In Canto XLV, greed is the main cause of conflict between human beings, even husbands and wives.
Now making money without producing anything for other people is one thing for Pound, but it's a completely other thing if moneylending and finance actually prevent people from producing something. But when you think about it, usury and finance can have this effect. Imagine that a gifted carpenter makes enough money so that he can spend the rest of his life making a living off the stock market. That guy will totally stop doing the thing he's good at to manage his money, and the world will lose one more amazing carpenter. According to Pound in Canto XLV, we're all made poorer when we starting making money without creating anything new.
In Canto XLV, Pound suggests that there is no form of art more important than the humble trades (i.e., weaving, carpentry, stonework, etc.).
In Canto XLV, Pound says that modern art is doomed because our obsession with money has made it impossible to care about beauty and skill in art.
Pound doesn't really bring up sex until the final few lines of Canto XLV. But these lines are some of the most powerful ones in the entire poem. For the most part, Pound is all about how usura and modern finance tends to take talented people away from their crafts. But toward the end of the poem, Pound gets more aggressive and says that usura is a total sin against nature that keeps anything new from ever being produced. And when he talks about "anything new," he also means human beings. In other words, he suggests that even something as simple as human sex and having children is ruined by people's obsession with money.
For Pound, a person's ability to carve a chair or paint a picture is the same as their ability to produce a child. For him, there's only production and non-production, and non-production is the wrong way to go.

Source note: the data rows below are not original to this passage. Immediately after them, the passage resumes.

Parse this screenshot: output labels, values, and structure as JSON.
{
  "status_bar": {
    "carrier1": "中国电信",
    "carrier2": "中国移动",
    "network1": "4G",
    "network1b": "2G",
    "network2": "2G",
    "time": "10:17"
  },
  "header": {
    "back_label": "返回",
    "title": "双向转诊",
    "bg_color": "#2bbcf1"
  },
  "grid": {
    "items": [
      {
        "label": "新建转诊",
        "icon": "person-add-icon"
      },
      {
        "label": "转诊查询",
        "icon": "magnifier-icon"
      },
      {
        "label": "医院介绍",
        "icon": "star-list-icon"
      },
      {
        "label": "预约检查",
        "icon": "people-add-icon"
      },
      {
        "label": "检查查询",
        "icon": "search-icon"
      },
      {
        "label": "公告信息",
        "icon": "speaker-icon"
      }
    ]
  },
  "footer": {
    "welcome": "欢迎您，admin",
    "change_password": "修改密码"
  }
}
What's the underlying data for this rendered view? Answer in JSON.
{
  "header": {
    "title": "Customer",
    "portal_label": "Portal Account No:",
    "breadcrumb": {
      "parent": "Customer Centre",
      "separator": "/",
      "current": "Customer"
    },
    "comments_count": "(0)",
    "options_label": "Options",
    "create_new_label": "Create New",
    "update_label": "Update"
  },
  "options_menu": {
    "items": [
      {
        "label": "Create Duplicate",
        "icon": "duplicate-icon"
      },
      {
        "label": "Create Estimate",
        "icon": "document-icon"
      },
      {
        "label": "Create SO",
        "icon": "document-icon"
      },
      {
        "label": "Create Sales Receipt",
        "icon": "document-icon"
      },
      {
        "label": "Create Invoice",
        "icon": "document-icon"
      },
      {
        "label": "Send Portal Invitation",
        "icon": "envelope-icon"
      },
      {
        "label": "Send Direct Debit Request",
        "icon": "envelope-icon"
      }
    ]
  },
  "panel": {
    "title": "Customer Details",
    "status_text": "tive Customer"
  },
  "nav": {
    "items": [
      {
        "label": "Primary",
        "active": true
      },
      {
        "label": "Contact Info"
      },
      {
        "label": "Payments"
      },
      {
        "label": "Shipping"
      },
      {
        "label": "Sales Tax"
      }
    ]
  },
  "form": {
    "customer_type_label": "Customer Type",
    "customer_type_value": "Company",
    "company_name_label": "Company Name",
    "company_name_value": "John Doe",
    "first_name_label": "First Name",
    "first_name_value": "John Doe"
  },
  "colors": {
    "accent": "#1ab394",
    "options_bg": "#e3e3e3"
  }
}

In Canto XLV, Pound undermines the traditional connection between money and power by saying that men who make their money off of lending and speculation are basically impotent, incapable of adding anything valuable to the world.
Pound might not have been a straight-up Christian, but Canto XLV sounds like it could have come out of the harshest books of the Bible (Leviticus, maybe?). In this poem, Pound specifically uses the Latin form of usury—usura—in order to convey a sense of how usury is a deeply spiritual sin. And in case we missed the point, he later says directly that usura is a "sin against nature" (14).
For Pound, nature has a constant cycle of production and reproduction that human beings participate in by creating objects (like chairs and buildings) and having kids. But when people start making money off of other money, nothing ends up getting produced. And for Pound, this stops the natural processes that keep human life going. And yeah, that's not a good thing.
In Canto XLV, Pound basically scapegoats one tiny portion of human behavior in order to explain all of his beefs with the modern world.
In Canto XLV, Pound exposes usura as something that is actually anti-capitalist, since it prevents people from ever making any real products to sell.